4th. The propositions of Mr. James Jarvisare to furnish the United States with 600,000 lb. of Copper Coin within three Years from the date of the Contract; for which he offers to receive in Payment on the delivery, the Obligations of the United States for the amount of the same, payable in ten, fifteen, or twenty Years; computing two pounds and one quarter Avoirdupois, at Four Shillings and Six pence Sterling, or at one Federal Dollar. The above Obligations to be as valid as any heretofore given by the United States, and to be subject to no deduction whatsoever. The rate of Interest on them to be Six per Cent per Annum; and the United States to be allowed a Premium of 10 per Cent on the value of the Copper when Coined.

He proposes further, in case the Contract should take place, to receive the Public Copper, at the rate of Nine Pence Sterling per Pound, allowing the United States on the same Twenty five per Cent Premium, and Paying the amount of the Purchase and Premium in Copper Coin.
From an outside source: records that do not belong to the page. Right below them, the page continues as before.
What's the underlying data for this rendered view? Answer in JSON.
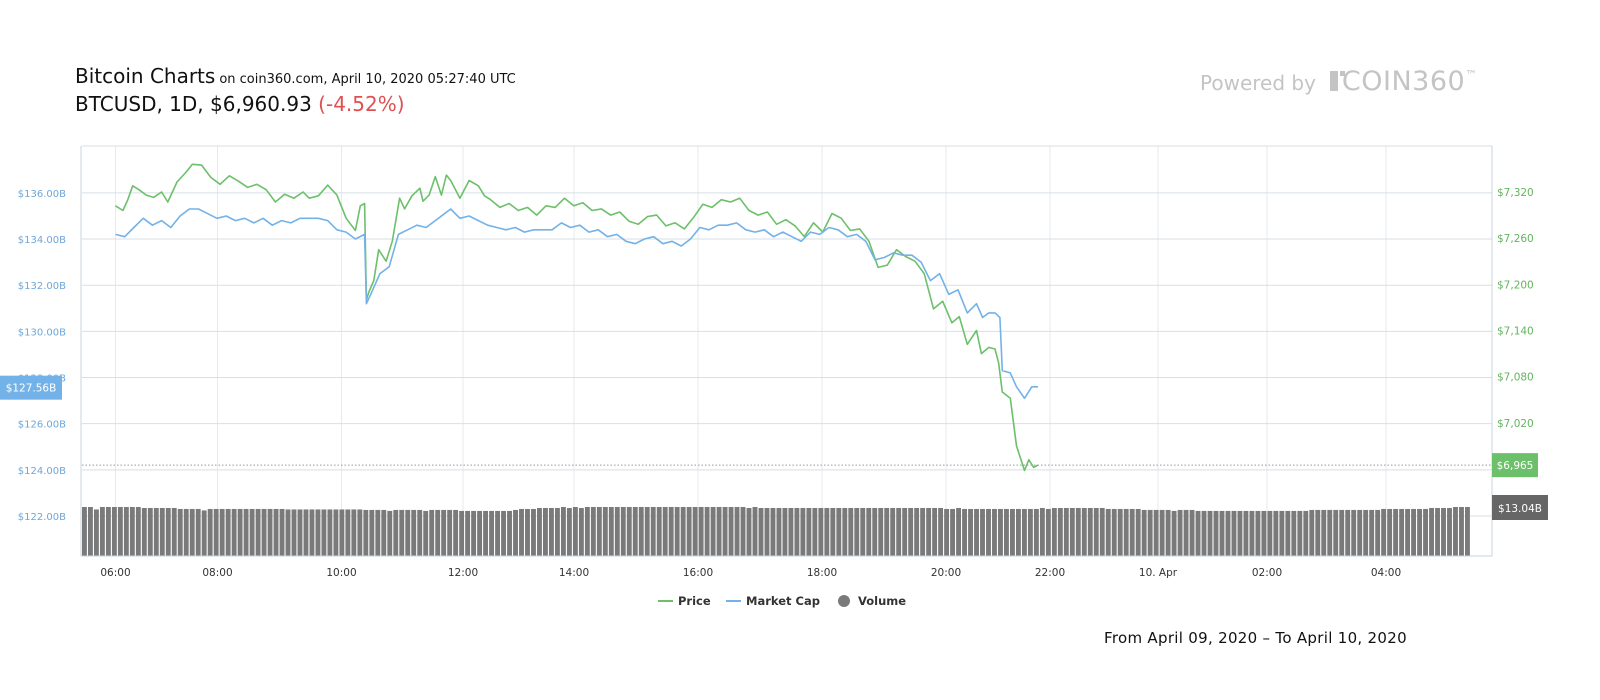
{
  "header": {
    "title": "Bitcoin Charts",
    "subtitle": "on coin360.com, April 10, 2020 05:27:40 UTC",
    "pair": "BTCUSD, 1D, $6,960.93",
    "change": "(-4.52%)"
  },
  "branding": {
    "powered_by": "Powered by",
    "brand": "COIN360",
    "trademark": "™"
  },
  "footer": {
    "range": "From April 09, 2020 – To April 10, 2020"
  },
  "colors": {
    "price": "#6cc06a",
    "market_cap": "#73b2e8",
    "volume": "#7a7a7a",
    "change": "#e05050"
  },
  "chart_data": {
    "type": "line",
    "x_ticks": [
      "06:00",
      "08:00",
      "10:00",
      "12:00",
      "14:00",
      "16:00",
      "18:00",
      "20:00",
      "22:00",
      "10. Apr",
      "02:00",
      "04:00"
    ],
    "y_left_ticks": [
      "$136.00B",
      "$134.00B",
      "$132.00B",
      "$130.00B",
      "$128.00B",
      "$126.00B",
      "$124.00B",
      "$122.00B"
    ],
    "y_right_ticks": [
      "$7,320",
      "$7,260",
      "$7,200",
      "$7,140",
      "$7,080",
      "$7,020"
    ],
    "ylim_left": [
      121.5,
      138
    ],
    "ylim_right": [
      6960,
      7380
    ],
    "legend": {
      "position": "bottom-center",
      "items": [
        {
          "name": "Price",
          "kind": "line",
          "color": "#6cc06a"
        },
        {
          "name": "Market Cap",
          "kind": "line",
          "color": "#73b2e8"
        },
        {
          "name": "Volume",
          "kind": "dot",
          "color": "#7a7a7a"
        }
      ]
    },
    "current": {
      "market_cap_label": "$127.56B",
      "price_label": "$6,965",
      "volume_label": "$13.04B",
      "price_value": 6965
    },
    "series": [
      {
        "name": "Price",
        "axis": "right",
        "color": "#6cc06a",
        "points": [
          [
            0.0,
            7302
          ],
          [
            0.12,
            7296
          ],
          [
            0.2,
            7310
          ],
          [
            0.28,
            7328
          ],
          [
            0.38,
            7323
          ],
          [
            0.5,
            7316
          ],
          [
            0.62,
            7313
          ],
          [
            0.75,
            7320
          ],
          [
            0.85,
            7307
          ],
          [
            1.0,
            7333
          ],
          [
            1.15,
            7346
          ],
          [
            1.25,
            7356
          ],
          [
            1.4,
            7355
          ],
          [
            1.55,
            7339
          ],
          [
            1.7,
            7330
          ],
          [
            1.85,
            7341
          ],
          [
            2.0,
            7334
          ],
          [
            2.15,
            7326
          ],
          [
            2.3,
            7330
          ],
          [
            2.45,
            7323
          ],
          [
            2.6,
            7307
          ],
          [
            2.75,
            7317
          ],
          [
            2.9,
            7312
          ],
          [
            3.05,
            7320
          ],
          [
            3.15,
            7312
          ],
          [
            3.3,
            7315
          ],
          [
            3.45,
            7329
          ],
          [
            3.6,
            7316
          ],
          [
            3.75,
            7286
          ],
          [
            3.9,
            7270
          ],
          [
            3.98,
            7302
          ],
          [
            4.05,
            7305
          ],
          [
            4.08,
            7180
          ],
          [
            4.12,
            7190
          ],
          [
            4.2,
            7205
          ],
          [
            4.28,
            7245
          ],
          [
            4.4,
            7230
          ],
          [
            4.5,
            7256
          ],
          [
            4.62,
            7312
          ],
          [
            4.7,
            7298
          ],
          [
            4.82,
            7315
          ],
          [
            4.95,
            7325
          ],
          [
            5.0,
            7308
          ],
          [
            5.1,
            7316
          ],
          [
            5.2,
            7340
          ],
          [
            5.3,
            7316
          ],
          [
            5.38,
            7342
          ],
          [
            5.45,
            7335
          ],
          [
            5.6,
            7312
          ],
          [
            5.75,
            7335
          ],
          [
            5.9,
            7328
          ],
          [
            6.0,
            7315
          ],
          [
            6.1,
            7310
          ],
          [
            6.25,
            7300
          ],
          [
            6.4,
            7305
          ],
          [
            6.55,
            7296
          ],
          [
            6.7,
            7300
          ],
          [
            6.85,
            7290
          ],
          [
            7.0,
            7302
          ],
          [
            7.15,
            7300
          ],
          [
            7.3,
            7312
          ],
          [
            7.45,
            7302
          ],
          [
            7.6,
            7306
          ],
          [
            7.75,
            7296
          ],
          [
            7.9,
            7298
          ],
          [
            8.05,
            7290
          ],
          [
            8.2,
            7294
          ],
          [
            8.35,
            7282
          ],
          [
            8.5,
            7278
          ],
          [
            8.65,
            7288
          ],
          [
            8.8,
            7290
          ],
          [
            8.95,
            7276
          ],
          [
            9.1,
            7280
          ],
          [
            9.25,
            7272
          ],
          [
            9.4,
            7287
          ],
          [
            9.55,
            7304
          ],
          [
            9.7,
            7300
          ],
          [
            9.85,
            7310
          ],
          [
            10.0,
            7307
          ],
          [
            10.15,
            7312
          ],
          [
            10.3,
            7296
          ],
          [
            10.45,
            7290
          ],
          [
            10.6,
            7294
          ],
          [
            10.75,
            7278
          ],
          [
            10.9,
            7284
          ],
          [
            11.05,
            7276
          ],
          [
            11.2,
            7262
          ],
          [
            11.35,
            7280
          ],
          [
            11.5,
            7268
          ],
          [
            11.65,
            7292
          ],
          [
            11.8,
            7286
          ],
          [
            11.95,
            7270
          ],
          [
            12.1,
            7272
          ],
          [
            12.25,
            7256
          ],
          [
            12.4,
            7222
          ],
          [
            12.55,
            7225
          ],
          [
            12.7,
            7245
          ],
          [
            12.85,
            7236
          ],
          [
            13.0,
            7230
          ],
          [
            13.15,
            7214
          ],
          [
            13.3,
            7168
          ],
          [
            13.45,
            7178
          ],
          [
            13.6,
            7150
          ],
          [
            13.72,
            7158
          ],
          [
            13.85,
            7122
          ],
          [
            14.0,
            7140
          ],
          [
            14.08,
            7110
          ],
          [
            14.2,
            7118
          ],
          [
            14.3,
            7116
          ],
          [
            14.36,
            7098
          ],
          [
            14.42,
            7060
          ],
          [
            14.55,
            7052
          ],
          [
            14.65,
            6990
          ],
          [
            14.78,
            6958
          ],
          [
            14.85,
            6972
          ],
          [
            14.93,
            6962
          ],
          [
            15.0,
            6965
          ]
        ]
      },
      {
        "name": "Market Cap",
        "axis": "left",
        "color": "#73b2e8",
        "points": [
          [
            0.0,
            134.2
          ],
          [
            0.15,
            134.1
          ],
          [
            0.3,
            134.5
          ],
          [
            0.45,
            134.9
          ],
          [
            0.6,
            134.6
          ],
          [
            0.75,
            134.8
          ],
          [
            0.9,
            134.5
          ],
          [
            1.05,
            135.0
          ],
          [
            1.2,
            135.3
          ],
          [
            1.35,
            135.3
          ],
          [
            1.5,
            135.1
          ],
          [
            1.65,
            134.9
          ],
          [
            1.8,
            135.0
          ],
          [
            1.95,
            134.8
          ],
          [
            2.1,
            134.9
          ],
          [
            2.25,
            134.7
          ],
          [
            2.4,
            134.9
          ],
          [
            2.55,
            134.6
          ],
          [
            2.7,
            134.8
          ],
          [
            2.85,
            134.7
          ],
          [
            3.0,
            134.9
          ],
          [
            3.15,
            134.9
          ],
          [
            3.3,
            134.9
          ],
          [
            3.45,
            134.8
          ],
          [
            3.6,
            134.4
          ],
          [
            3.75,
            134.3
          ],
          [
            3.9,
            134.0
          ],
          [
            4.05,
            134.2
          ],
          [
            4.08,
            131.2
          ],
          [
            4.15,
            131.6
          ],
          [
            4.3,
            132.5
          ],
          [
            4.45,
            132.8
          ],
          [
            4.6,
            134.2
          ],
          [
            4.75,
            134.4
          ],
          [
            4.9,
            134.6
          ],
          [
            5.05,
            134.5
          ],
          [
            5.2,
            134.8
          ],
          [
            5.35,
            135.1
          ],
          [
            5.45,
            135.3
          ],
          [
            5.6,
            134.9
          ],
          [
            5.75,
            135.0
          ],
          [
            5.9,
            134.8
          ],
          [
            6.05,
            134.6
          ],
          [
            6.2,
            134.5
          ],
          [
            6.35,
            134.4
          ],
          [
            6.5,
            134.5
          ],
          [
            6.65,
            134.3
          ],
          [
            6.8,
            134.4
          ],
          [
            6.95,
            134.4
          ],
          [
            7.1,
            134.4
          ],
          [
            7.25,
            134.7
          ],
          [
            7.4,
            134.5
          ],
          [
            7.55,
            134.6
          ],
          [
            7.7,
            134.3
          ],
          [
            7.85,
            134.4
          ],
          [
            8.0,
            134.1
          ],
          [
            8.15,
            134.2
          ],
          [
            8.3,
            133.9
          ],
          [
            8.45,
            133.8
          ],
          [
            8.6,
            134.0
          ],
          [
            8.75,
            134.1
          ],
          [
            8.9,
            133.8
          ],
          [
            9.05,
            133.9
          ],
          [
            9.2,
            133.7
          ],
          [
            9.35,
            134.0
          ],
          [
            9.5,
            134.5
          ],
          [
            9.65,
            134.4
          ],
          [
            9.8,
            134.6
          ],
          [
            9.95,
            134.6
          ],
          [
            10.1,
            134.7
          ],
          [
            10.25,
            134.4
          ],
          [
            10.4,
            134.3
          ],
          [
            10.55,
            134.4
          ],
          [
            10.7,
            134.1
          ],
          [
            10.85,
            134.3
          ],
          [
            11.0,
            134.1
          ],
          [
            11.15,
            133.9
          ],
          [
            11.3,
            134.3
          ],
          [
            11.45,
            134.2
          ],
          [
            11.6,
            134.5
          ],
          [
            11.75,
            134.4
          ],
          [
            11.9,
            134.1
          ],
          [
            12.05,
            134.2
          ],
          [
            12.2,
            133.9
          ],
          [
            12.35,
            133.1
          ],
          [
            12.5,
            133.2
          ],
          [
            12.65,
            133.4
          ],
          [
            12.8,
            133.3
          ],
          [
            12.95,
            133.3
          ],
          [
            13.1,
            133.0
          ],
          [
            13.25,
            132.2
          ],
          [
            13.4,
            132.5
          ],
          [
            13.55,
            131.6
          ],
          [
            13.7,
            131.8
          ],
          [
            13.85,
            130.8
          ],
          [
            14.0,
            131.2
          ],
          [
            14.1,
            130.6
          ],
          [
            14.2,
            130.8
          ],
          [
            14.3,
            130.8
          ],
          [
            14.38,
            130.6
          ],
          [
            14.42,
            128.3
          ],
          [
            14.55,
            128.2
          ],
          [
            14.65,
            127.6
          ],
          [
            14.78,
            127.1
          ],
          [
            14.9,
            127.6
          ],
          [
            15.0,
            127.6
          ]
        ]
      },
      {
        "name": "Volume",
        "axis": "volume",
        "color": "#7a7a7a",
        "values": [
          1.0,
          1.0,
          0.95,
          1.0,
          1.0,
          1.0,
          1.0,
          1.0,
          1.0,
          1.0,
          0.98,
          0.98,
          0.98,
          0.98,
          0.98,
          0.98,
          0.96,
          0.96,
          0.96,
          0.96,
          0.93,
          0.96,
          0.96,
          0.96,
          0.96,
          0.96,
          0.96,
          0.96,
          0.96,
          0.96,
          0.96,
          0.96,
          0.96,
          0.96,
          0.95,
          0.95,
          0.95,
          0.95,
          0.95,
          0.95,
          0.95,
          0.95,
          0.95,
          0.95,
          0.95,
          0.95,
          0.95,
          0.94,
          0.94,
          0.94,
          0.94,
          0.92,
          0.94,
          0.94,
          0.94,
          0.94,
          0.94,
          0.92,
          0.94,
          0.94,
          0.94,
          0.94,
          0.94,
          0.92,
          0.92,
          0.92,
          0.92,
          0.92,
          0.92,
          0.92,
          0.92,
          0.92,
          0.94,
          0.96,
          0.96,
          0.96,
          0.98,
          0.98,
          0.98,
          0.98,
          1.0,
          0.98,
          1.0,
          0.98,
          1.0,
          1.0,
          1.0,
          1.0,
          1.0,
          1.0,
          1.0,
          1.0,
          1.0,
          1.0,
          1.0,
          1.0,
          1.0,
          1.0,
          1.0,
          1.0,
          1.0,
          1.0,
          1.0,
          1.0,
          1.0,
          1.0,
          1.0,
          1.0,
          1.0,
          1.0,
          1.0,
          0.98,
          1.0,
          0.98,
          0.98,
          0.98,
          0.98,
          0.98,
          0.98,
          0.98,
          0.98,
          0.98,
          0.98,
          0.98,
          0.98,
          0.98,
          0.98,
          0.98,
          0.98,
          0.98,
          0.98,
          0.98,
          0.98,
          0.98,
          0.98,
          0.98,
          0.98,
          0.98,
          0.98,
          0.98,
          0.98,
          0.98,
          0.98,
          0.98,
          0.96,
          0.96,
          0.98,
          0.96,
          0.96,
          0.96,
          0.96,
          0.96,
          0.96,
          0.96,
          0.96,
          0.96,
          0.96,
          0.96,
          0.96,
          0.96,
          0.98,
          0.96,
          0.98,
          0.98,
          0.98,
          0.98,
          0.98,
          0.98,
          0.98,
          0.98,
          0.98,
          0.96,
          0.96,
          0.96,
          0.96,
          0.96,
          0.96,
          0.94,
          0.94,
          0.94,
          0.94,
          0.94,
          0.92,
          0.94,
          0.94,
          0.94,
          0.92,
          0.92,
          0.92,
          0.92,
          0.92,
          0.92,
          0.92,
          0.92,
          0.92,
          0.92,
          0.92,
          0.92,
          0.92,
          0.92,
          0.92,
          0.92,
          0.92,
          0.92,
          0.92,
          0.94,
          0.94,
          0.94,
          0.94,
          0.94,
          0.94,
          0.94,
          0.94,
          0.94,
          0.94,
          0.94,
          0.94,
          0.96,
          0.96,
          0.96,
          0.96,
          0.96,
          0.96,
          0.96,
          0.96,
          0.98,
          0.98,
          0.98,
          0.98,
          1.0,
          1.0,
          1.0
        ]
      }
    ]
  }
}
5th. The last proposition is from Mr. Mathias Ogden in behalf of himself and Associates.

After a week or so, the committee chose the proposal by James Jarvis and presented their position to the Congress as a whole.
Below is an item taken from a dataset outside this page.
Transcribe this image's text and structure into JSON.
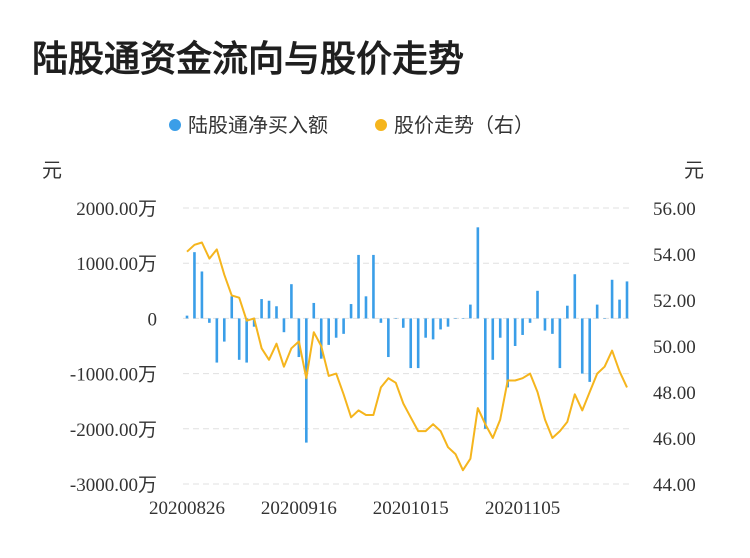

With further debate on the details, the Continental Congress made the following declaration:

Resolved That the board of treasury be and they are hereby authorized to contract for three hundred tons of copper Coin of the federal standard agreeably to the proposition of Mr. James Jarvis; provided that the premium, to be allowed to the United States on the amount of copper Coin contracted for, be not less than fifteen per cent; that it be coined at the expense of the contractor, but under the inspection of an Officer appointed and paid by the United States.

That the Obligations to be given, for the payment of the copper coin to be delivered under such contract, be redeemable within twenty years after the date thereof, that they bear an interest not exceeding six per cent per annum and that the principal and interest accruing thereon be payable within the United States. That the whole of the aforesaid loan shall be sacredly appropriated and applied to the reduction of the domestic debt of the United States and the premium thereon towards the payment of the interest of the foreign debt.

The early copper Half Cent coin shows against a view of the Philadelphia Mint’s smelting room, circa 1876.